The software that made the computer see the Flash memory as a disk drive was called TrueFFS and it was awarded US patent No. 5404485 in 1995. This software and initially the Flash memory from Toshiba were combined to form the first solid state storage product called DiskOnChip. The DiskOnChip was first designed for the Single Board Computer manufacturers and was a 2 MB chip. The DiskOnChip was made to work with TFFS and was able to bypass the BIOS by disabling the F000 address in the advance CMOS setup. Rick Iorillo lead the development and design efforts in the U.S. and established the first distributor base for the sale of the 28 pin DIP with Ampro being the first customer in the U.S. Sales of the DOC were established with IBM and Brazil to help in capturing the data off the public transportation systems.
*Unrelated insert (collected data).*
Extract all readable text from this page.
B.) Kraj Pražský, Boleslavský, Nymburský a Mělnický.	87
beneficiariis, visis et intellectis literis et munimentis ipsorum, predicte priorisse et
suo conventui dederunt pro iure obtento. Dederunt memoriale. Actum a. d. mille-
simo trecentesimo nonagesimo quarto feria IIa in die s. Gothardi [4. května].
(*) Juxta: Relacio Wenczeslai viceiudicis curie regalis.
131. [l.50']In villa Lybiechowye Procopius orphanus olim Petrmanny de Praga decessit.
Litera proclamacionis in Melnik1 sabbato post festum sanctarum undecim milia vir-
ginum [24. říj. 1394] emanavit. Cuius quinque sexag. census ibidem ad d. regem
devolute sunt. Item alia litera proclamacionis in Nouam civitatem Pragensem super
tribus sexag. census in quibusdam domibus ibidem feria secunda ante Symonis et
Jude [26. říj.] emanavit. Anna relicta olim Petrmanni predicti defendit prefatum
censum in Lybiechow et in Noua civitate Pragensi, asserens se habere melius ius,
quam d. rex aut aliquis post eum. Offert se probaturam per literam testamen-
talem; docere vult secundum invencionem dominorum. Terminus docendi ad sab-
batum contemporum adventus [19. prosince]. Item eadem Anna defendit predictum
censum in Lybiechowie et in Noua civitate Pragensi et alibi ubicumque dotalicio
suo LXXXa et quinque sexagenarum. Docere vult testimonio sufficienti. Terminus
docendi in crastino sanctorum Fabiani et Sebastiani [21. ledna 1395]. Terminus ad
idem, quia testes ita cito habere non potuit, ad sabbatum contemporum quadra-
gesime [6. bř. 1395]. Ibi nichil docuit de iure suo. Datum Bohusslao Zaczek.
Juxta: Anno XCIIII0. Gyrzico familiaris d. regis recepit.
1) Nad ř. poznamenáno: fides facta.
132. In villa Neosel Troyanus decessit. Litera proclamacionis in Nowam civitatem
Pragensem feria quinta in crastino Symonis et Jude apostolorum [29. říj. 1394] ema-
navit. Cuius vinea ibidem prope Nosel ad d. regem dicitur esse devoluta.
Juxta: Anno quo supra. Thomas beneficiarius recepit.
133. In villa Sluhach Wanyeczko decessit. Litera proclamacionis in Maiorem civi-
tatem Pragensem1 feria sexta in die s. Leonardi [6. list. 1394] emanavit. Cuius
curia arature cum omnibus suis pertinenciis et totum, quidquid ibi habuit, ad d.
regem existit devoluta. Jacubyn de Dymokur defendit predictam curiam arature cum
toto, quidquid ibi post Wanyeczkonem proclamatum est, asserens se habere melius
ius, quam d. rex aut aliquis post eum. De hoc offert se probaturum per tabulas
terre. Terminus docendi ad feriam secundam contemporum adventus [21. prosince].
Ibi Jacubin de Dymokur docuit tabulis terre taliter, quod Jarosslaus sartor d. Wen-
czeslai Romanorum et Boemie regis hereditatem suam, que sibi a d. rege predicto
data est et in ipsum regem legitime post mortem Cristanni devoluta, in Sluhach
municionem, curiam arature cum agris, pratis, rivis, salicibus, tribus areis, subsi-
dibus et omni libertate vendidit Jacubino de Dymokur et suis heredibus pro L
== Corporate relationships ==
=== IBM ===
IBM was the first to market USB flash drives in North America, purchasing them from M-Systems and selling them under the IBM-brand label. These USB flash drives became available from IBM on December 15, 2000, and had a storage capacity of 8 MB, more than five times the capacity of the then-common floppy disks.

=== Samsung ===
M-Systems did not produce the Flash memory used in their devices. Instead they worked closely with other flash memory manufacturers to use multiple suppliers of memory. In July 1996, Samsung and M-Systems announced a cooperative agreement between them that would combine the Samsung NAND flash memory technology with the M-Systems' TrueFFS controller.

=== Toshiba ===
As early as 1998, Toshiba and M-Systems signed mutual agreements to develop and market a number of products for which Toshiba was a sole source. Toshiba agreed to supply a specific portion of its flash memory capacity to M-Systems in 2003. This included an investment by Toshiba in M-Systems.

=== Saifun Semiconductors ===
The relationship with Saifun Semiconductors included a US$10 million investment from M-Systems (25% of the total funding Saifun raised) to build products around Saifun's NROM technology.

=== SanDisk ===
M-systems was competing in the flash market with SanDisk, but the introduction of the USB drive made a cooperative environment more financially advantageous. In 2004, the two companies entered into a strategic agreement with cross licensing of patents to develop new USB drive platforms introduced in 2005. Ultimately M-Systems was acquired by SanDisk for an all-stock transaction worth US$1.55 billion. A definitive agreement was announced on July 30, 2006, for SanDisk to acquire M-Systems, and on November 19, 2006, the acquisition was complete.